Les différences de technologie sont historiquement la première explication avancée aux


échanges entre les Nations. Elles désignent des différences de compétences se traduisant par
des différences de productivité des facteurs de production. Les économistes classiques Adam
Smith (1723-1790) et David Ricardo (1772-1823) sont les premiers à avoir expliqué les
échanges internationaux par ces différences.

Section 1 : Le principe des avantages comparatifs


Les mercantilistes ont développé durant le 17ème siècle une vision protectionniste de
l’économie.
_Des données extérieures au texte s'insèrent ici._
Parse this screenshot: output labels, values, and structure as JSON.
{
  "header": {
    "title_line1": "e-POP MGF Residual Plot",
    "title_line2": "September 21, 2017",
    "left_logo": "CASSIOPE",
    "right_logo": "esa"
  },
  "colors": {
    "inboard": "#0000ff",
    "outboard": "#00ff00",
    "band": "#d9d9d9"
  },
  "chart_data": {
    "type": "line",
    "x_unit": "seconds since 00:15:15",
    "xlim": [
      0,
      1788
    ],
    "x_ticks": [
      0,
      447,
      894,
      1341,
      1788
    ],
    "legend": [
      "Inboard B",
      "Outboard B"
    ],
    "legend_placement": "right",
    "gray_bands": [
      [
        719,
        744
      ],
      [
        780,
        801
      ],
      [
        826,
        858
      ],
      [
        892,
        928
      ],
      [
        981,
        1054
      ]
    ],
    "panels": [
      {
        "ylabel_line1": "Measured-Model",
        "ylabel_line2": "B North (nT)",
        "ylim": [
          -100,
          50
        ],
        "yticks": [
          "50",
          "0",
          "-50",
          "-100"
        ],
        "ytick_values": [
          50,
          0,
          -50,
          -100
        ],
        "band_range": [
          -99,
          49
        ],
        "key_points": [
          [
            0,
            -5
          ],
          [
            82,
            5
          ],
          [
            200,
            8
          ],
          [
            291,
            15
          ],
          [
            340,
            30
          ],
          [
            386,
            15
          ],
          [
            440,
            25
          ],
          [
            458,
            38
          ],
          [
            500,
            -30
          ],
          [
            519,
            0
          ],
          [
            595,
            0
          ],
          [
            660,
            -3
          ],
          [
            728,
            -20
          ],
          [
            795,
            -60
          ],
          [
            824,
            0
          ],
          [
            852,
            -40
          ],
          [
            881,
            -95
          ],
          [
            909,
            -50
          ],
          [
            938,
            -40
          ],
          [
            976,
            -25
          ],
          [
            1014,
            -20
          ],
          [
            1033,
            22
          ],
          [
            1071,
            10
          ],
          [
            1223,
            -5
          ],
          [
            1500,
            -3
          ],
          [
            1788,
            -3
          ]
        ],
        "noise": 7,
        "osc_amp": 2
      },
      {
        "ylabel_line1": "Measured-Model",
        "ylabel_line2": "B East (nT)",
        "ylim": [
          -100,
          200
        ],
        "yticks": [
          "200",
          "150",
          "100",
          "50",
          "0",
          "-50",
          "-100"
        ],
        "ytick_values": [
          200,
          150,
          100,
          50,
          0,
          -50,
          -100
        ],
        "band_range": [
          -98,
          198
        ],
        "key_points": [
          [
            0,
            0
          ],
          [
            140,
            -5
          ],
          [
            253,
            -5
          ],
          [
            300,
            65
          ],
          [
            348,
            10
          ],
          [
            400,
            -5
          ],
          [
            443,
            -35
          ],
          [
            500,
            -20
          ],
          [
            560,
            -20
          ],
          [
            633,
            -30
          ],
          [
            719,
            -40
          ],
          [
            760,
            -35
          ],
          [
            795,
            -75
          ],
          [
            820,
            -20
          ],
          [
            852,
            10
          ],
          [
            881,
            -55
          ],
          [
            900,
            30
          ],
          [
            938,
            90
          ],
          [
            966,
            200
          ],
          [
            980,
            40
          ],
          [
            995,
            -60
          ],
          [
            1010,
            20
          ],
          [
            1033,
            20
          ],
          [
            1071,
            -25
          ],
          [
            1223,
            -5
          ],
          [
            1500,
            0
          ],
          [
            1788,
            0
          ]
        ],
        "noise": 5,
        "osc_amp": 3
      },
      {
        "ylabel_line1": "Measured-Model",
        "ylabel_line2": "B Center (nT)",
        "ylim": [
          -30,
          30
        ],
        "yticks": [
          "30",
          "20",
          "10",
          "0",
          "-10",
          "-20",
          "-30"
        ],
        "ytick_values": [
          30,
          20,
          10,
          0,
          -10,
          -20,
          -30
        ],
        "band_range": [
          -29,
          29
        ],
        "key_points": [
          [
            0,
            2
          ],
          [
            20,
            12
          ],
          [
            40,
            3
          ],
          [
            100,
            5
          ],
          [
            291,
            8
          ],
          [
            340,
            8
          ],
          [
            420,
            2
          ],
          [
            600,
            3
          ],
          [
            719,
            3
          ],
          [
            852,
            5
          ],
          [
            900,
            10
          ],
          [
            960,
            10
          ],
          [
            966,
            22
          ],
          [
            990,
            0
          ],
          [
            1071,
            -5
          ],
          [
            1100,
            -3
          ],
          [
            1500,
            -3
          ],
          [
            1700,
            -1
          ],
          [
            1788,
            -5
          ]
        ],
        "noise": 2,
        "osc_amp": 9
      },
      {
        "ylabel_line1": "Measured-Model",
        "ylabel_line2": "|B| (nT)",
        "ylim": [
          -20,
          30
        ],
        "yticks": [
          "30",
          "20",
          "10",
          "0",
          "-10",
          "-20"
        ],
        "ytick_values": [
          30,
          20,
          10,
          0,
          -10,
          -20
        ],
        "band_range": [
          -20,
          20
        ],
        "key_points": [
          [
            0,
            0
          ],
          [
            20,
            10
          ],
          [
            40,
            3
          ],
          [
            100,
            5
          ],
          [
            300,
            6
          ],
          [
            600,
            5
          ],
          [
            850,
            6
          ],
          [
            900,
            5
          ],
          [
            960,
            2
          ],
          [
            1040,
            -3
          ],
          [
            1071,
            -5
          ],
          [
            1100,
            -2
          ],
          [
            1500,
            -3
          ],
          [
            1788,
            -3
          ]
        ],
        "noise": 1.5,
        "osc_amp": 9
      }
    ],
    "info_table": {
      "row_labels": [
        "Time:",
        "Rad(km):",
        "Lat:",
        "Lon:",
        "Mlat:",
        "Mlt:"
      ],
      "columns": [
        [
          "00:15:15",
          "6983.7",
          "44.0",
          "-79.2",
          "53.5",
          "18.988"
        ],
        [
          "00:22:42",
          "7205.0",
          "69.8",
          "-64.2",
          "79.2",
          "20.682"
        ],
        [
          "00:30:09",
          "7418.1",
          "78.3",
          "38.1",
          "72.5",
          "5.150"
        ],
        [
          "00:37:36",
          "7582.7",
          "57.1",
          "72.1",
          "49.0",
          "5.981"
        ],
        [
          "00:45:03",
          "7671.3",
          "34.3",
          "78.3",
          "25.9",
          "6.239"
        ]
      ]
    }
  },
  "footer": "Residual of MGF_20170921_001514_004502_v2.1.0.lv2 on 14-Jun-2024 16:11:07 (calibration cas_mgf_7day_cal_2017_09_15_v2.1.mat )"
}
Ils considèrent qu’un pays doit encourager les exportations et mettre des barrières
devant les importations. La raison est liée à leur conception du commerce international comme
un jeu à somme nulle : ce qui est gagné par un pays est perdu par un autre pays.
C’est contre cette vision de nations à intérêts contradictoires que David Ricardo et, avant lui,
Adam Smith, ont réagi aux 18ème et 19ème siècles. Le premier a développé son analyse sur la
base de la notion des coûts absolus et le second sur celle des coûts relatifs.

1.1. L’avantage absolu de Smith :


Adam Smith considère que la division du travail et la spécialisation qui en découle sont sources
d’augmentation des productivités et des richesses. Ceci est vrai aussi bien pour les individus
que pour les pays. Dans ce dernier cas, un pays se spécialiserait dans la production des biens
qu’il arriverait à fabriquer aux meilleurs coûts en termes absolus que les autres pays. Ces biens
dans lesquels le pays disposerait d’un avantage absolu seront en partie exportés. Cependant, les
biens dans lesquels le pays disposerait d’un désavantage absolu seront achetés de l’étranger,
c’est à dire importés. Le paragraphe ci-après illustre bien les idées de Smith :
« La maxime de tout chef de famille prudent est de ne jamais essayer de faire chez soi la chose
qui lui coûtera moins cher à acheter qu’à faire. Le tailleur ne cherche pas à faire ses souliers,
mais il les achète au cordonnier…
Ce qui est prudence dans la conduite de chaque famille en particulier ne peut guère être folie
dans celle d’un grand empire. Si un pays étranger peut nous fournir une marchandise à meilleur
marché que nous ne sommes en mesure de la fabriquer nous-mêmes, il vaut bien mieux que
nous la lui achetions avec une certaine partie du produit de notre propre industrie, et utiliser
ainsi notre industrie à notre avantage1». Le raisonnement de Smith peut être illustré par
l’exemple suivant :

Supposons qu’on est en présence de deux pays A et B qui produisent deux biens, l’un est
agricole (le bien X), et l’autre est industriel (le bien Y). La production d’une unité du bien
industriel nécessite 4 heures de travail dans le pays A et 6 heures dans le pays B. D’un autre
côté, la production d’une unité du bien agricole nécessite respectivement 3 heures de travail
dans le pays A et 2 heures de travail dans le pays B.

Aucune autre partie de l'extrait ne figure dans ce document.